Macrophages are the primary immune cells; however, aberrant activation of macrophages has been reported to play pathogenic roles in inflammatory disorders.[32] It has been previously identified that A. japonica Koidzumi inhibits pro-inflammatory cytokine in human mast cell, suggesting its potential antioxidative activity.[33] NO exhibits various biological functions such as regulation of vascular permeability, leukocyte migration and inflammation.[343536] Interestingly, iNOS enzyme, responsible for the production of NO, presents in osteoblast and osteoclast cells and plays a fundamental role in mediating bone development and alveolar bone loss.[37] Macrophage activation and NO production are necessary for proper defense mechanism; strong activation of macrophages causes the releases of inordinate cytokines and mediators, which has been implicated in many pathophysiological conditions. We have identified that the LPS activation of macrophages produces an excessive amount of NO via iNOS protein. The ARA extract significantly inhibited LPS-stimulated excessive production of NO with the suppression of iNOS. Considering that iNOS play an essential role in promoting osteoclast function,[38] it is reasonable to expect the ARA extract could affect osteoclastic differentiation.

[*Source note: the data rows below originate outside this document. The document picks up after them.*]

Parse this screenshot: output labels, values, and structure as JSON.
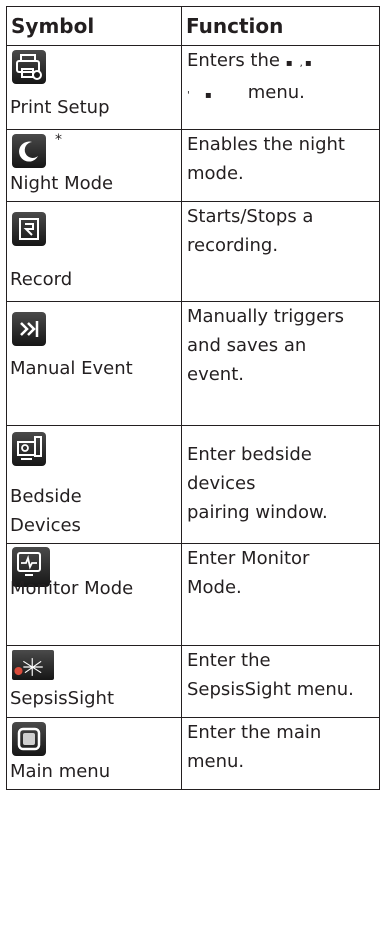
{
  "header": {
    "symbol": "Symbol",
    "function": "Function"
  },
  "rows": [
    {
      "icon": "print-setup-icon",
      "label": "Print Setup",
      "func1": "Enters the",
      "func2": "menu."
    },
    {
      "icon": "night-mode-icon",
      "label": "Night Mode",
      "note": "*",
      "func1": "Enables the night",
      "func2": "mode."
    },
    {
      "icon": "record-icon",
      "label": "Record",
      "func1": "Starts/Stops a",
      "func2": "recording."
    },
    {
      "icon": "manual-event-icon",
      "label": "Manual Event",
      "func1": "Manually triggers",
      "func2": "and saves an",
      "func3": "event."
    },
    {
      "icon": "bedside-devices-icon",
      "label1": "Bedside",
      "label2": "Devices",
      "func1": "Enter bedside",
      "func2": "devices",
      "func3": "pairing window."
    },
    {
      "icon": "monitor-mode-icon",
      "label": "Monitor Mode",
      "func1": "Enter Monitor",
      "func2": "Mode."
    },
    {
      "icon": "sepsissight-icon",
      "label": "SepsisSight",
      "func1": "Enter the",
      "func2": "SepsisSight menu."
    },
    {
      "icon": "main-menu-icon",
      "label": "Main menu",
      "func1": "Enter the main",
      "func2": "menu."
    }
  ]
}
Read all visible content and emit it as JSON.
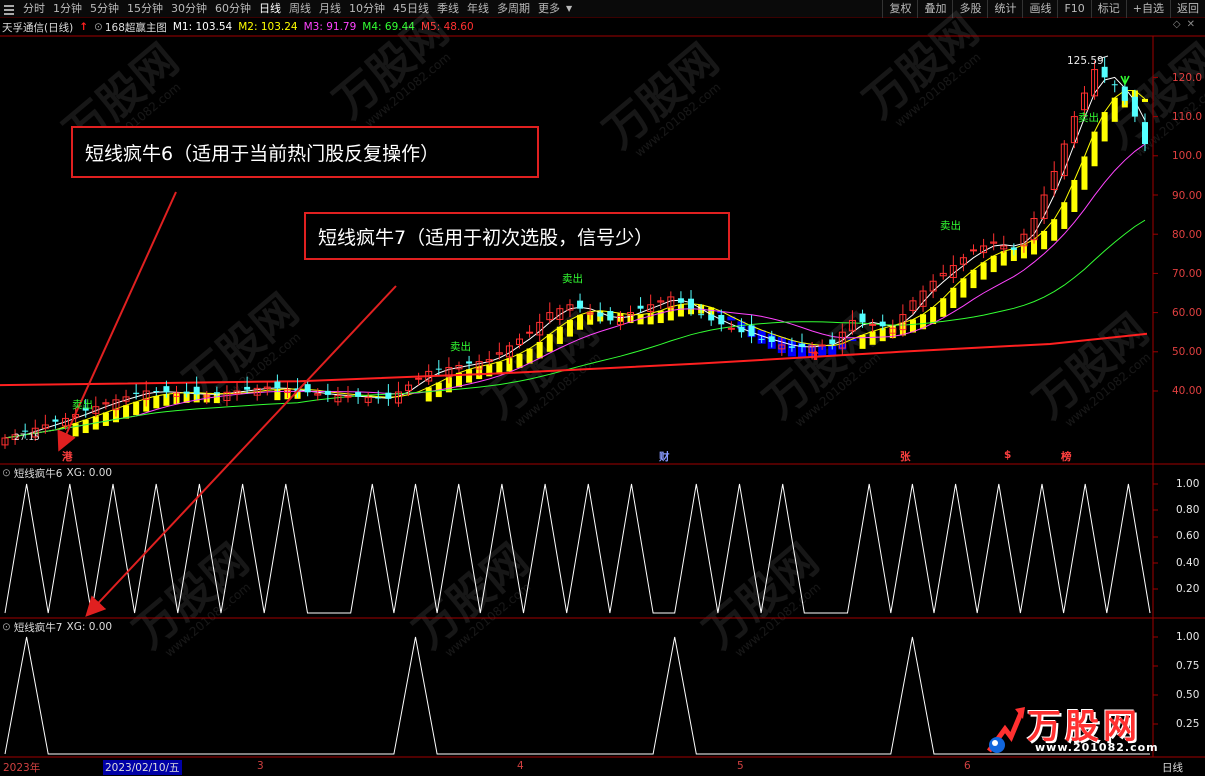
{
  "toolbar": {
    "periods": [
      "分时",
      "1分钟",
      "5分钟",
      "15分钟",
      "30分钟",
      "60分钟",
      "日线",
      "周线",
      "月线",
      "10分钟",
      "45日线",
      "季线",
      "年线",
      "多周期",
      "更多"
    ],
    "active_period": "日线",
    "buttons": [
      "复权",
      "叠加",
      "多股",
      "统计",
      "画线",
      "F10",
      "标记",
      "+自选",
      "返回"
    ]
  },
  "legend": {
    "stock": "天孚通信(日线)",
    "indicator": "168超赢主图",
    "ma": [
      {
        "label": "M1: 103.54",
        "color": "#ffffff"
      },
      {
        "label": "M2: 103.24",
        "color": "#ffff00"
      },
      {
        "label": "M3: 91.79",
        "color": "#ff44ff"
      },
      {
        "label": "M4: 69.44",
        "color": "#33ff33"
      },
      {
        "label": "M5: 48.60",
        "color": "#ff3030"
      }
    ]
  },
  "price_axis": [
    "120.0",
    "110.0",
    "100.0",
    "90.00",
    "80.00",
    "70.00",
    "60.00",
    "50.00",
    "40.00"
  ],
  "peak_label": "125.59",
  "low_label": "27.15",
  "signals": {
    "sell": "卖出"
  },
  "markers": [
    {
      "text": "港",
      "color": "#ff4040"
    },
    {
      "text": "财",
      "color": "#8899ff"
    },
    {
      "text": "张",
      "color": "#ff4040"
    },
    {
      "text": "$",
      "color": "#ff4040"
    },
    {
      "text": "榜",
      "color": "#ff4040"
    }
  ],
  "sub1": {
    "name": "短线疯牛6",
    "value": "XG: 0.00",
    "axis": [
      "1.00",
      "0.80",
      "0.60",
      "0.40",
      "0.20"
    ]
  },
  "sub2": {
    "name": "短线疯牛7",
    "value": "XG: 0.00",
    "axis": [
      "1.00",
      "0.75",
      "0.50",
      "0.25"
    ]
  },
  "x_axis": {
    "year": "2023年",
    "date": "2023/02/10/五",
    "months": [
      "3",
      "4",
      "5",
      "6"
    ],
    "period": "日线"
  },
  "callouts": {
    "c6": "短线疯牛6（适用于当前热门股反复操作）",
    "c7": "短线疯牛7（适用于初次选股，信号少）"
  },
  "watermark": {
    "title": "万股网",
    "url": "www.201082.com"
  },
  "colors": {
    "up": "#ff3030",
    "down": "#54ffff",
    "bull_band": "#ffff00",
    "bear_band": "#0000ff",
    "axis": "#a00000",
    "callout_border": "#e02020"
  },
  "chart_data": [
    {
      "type": "candlestick",
      "title": "天孚通信(日线)",
      "indicator": "168超赢主图",
      "ylim": [
        27,
        126
      ],
      "y_ticks": [
        40,
        50,
        60,
        70,
        80,
        90,
        100,
        110,
        120
      ],
      "x_labels": [
        "2023年",
        "2023/02/10/五",
        "3",
        "4",
        "5",
        "6"
      ],
      "annotations": {
        "high": 125.59,
        "low": 27.15
      },
      "series": [
        {
          "name": "M1",
          "value": 103.54
        },
        {
          "name": "M2",
          "value": 103.24
        },
        {
          "name": "M3",
          "value": 91.79
        },
        {
          "name": "M4",
          "value": 69.44
        },
        {
          "name": "M5",
          "value": 48.6
        }
      ]
    },
    {
      "type": "line",
      "title": "短线疯牛6",
      "ylim": [
        0,
        1
      ],
      "values": [
        0,
        1,
        0,
        1,
        0,
        1,
        0,
        1,
        0,
        1,
        0,
        1,
        0,
        1,
        0,
        0,
        0,
        1,
        0,
        1,
        0,
        1,
        0,
        1,
        0,
        1,
        0,
        1,
        0,
        1,
        0,
        0,
        1,
        0,
        1,
        0,
        1,
        0,
        0,
        0,
        1,
        0,
        1,
        0,
        1,
        0,
        1,
        0,
        1,
        0,
        1,
        0,
        1,
        0
      ]
    },
    {
      "type": "line",
      "title": "短线疯牛7",
      "ylim": [
        0,
        1
      ],
      "values": [
        0,
        1,
        0,
        0,
        0,
        0,
        0,
        0,
        0,
        0,
        0,
        0,
        0,
        0,
        0,
        0,
        0,
        0,
        0,
        1,
        0,
        0,
        0,
        0,
        0,
        0,
        0,
        0,
        0,
        0,
        0,
        1,
        0,
        0,
        0,
        0,
        0,
        0,
        0,
        0,
        0,
        0,
        1,
        0,
        0,
        0,
        0,
        0,
        0,
        0,
        0,
        0,
        0,
        0
      ]
    }
  ]
}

The differentiation of osteoclasts requires RANKL, a member of the tumor necrosis factor.[39] RANKL, produced by osteoblasts/stromal cells, binds to the receptor activator of NF-κB on the preosteoclast and stimulates differentiation into a mature osteoclast.[4041] The differentiation process includes inducible expression of TRAP.[39] In the present study, the RANKL plus LPS treatment caused a significant increase in TRAP-positive multinucleated cells when the Raw cells were stained for TRAP. However, the ARA extracts significantly inhibited the osteoclastic differentiation induced by RANKL and LPS as evidenced by a decrease in multinucleated TRAP-positive cells. These results strongly suggest that inhibition of osteoclastogenesis by the ARA extract might be due to its antioxidant activity.

CONCLUSION

Taken together, antioxidative actions of the ARA extract could be useful in the prevention and treatment of various oxidative stress-related diseases, including periodontal disease, alveolar bone loss, diabetes, cancer, Alzheimer's disease, and chronic temporomandibular diseases. The remarkable content of phenolics including anthocyanin's and flavonoids present in the ARA extract could play an important role in the inhibition of osteoclastogenesis by regulating iNOS expression and intracellular ROS generation. Thus, we propose that the antioxidant and free radical scavenging activities of the ARA extract could be useful in the prevention and treatment of various kinds of diseases triggered by oxidative stress.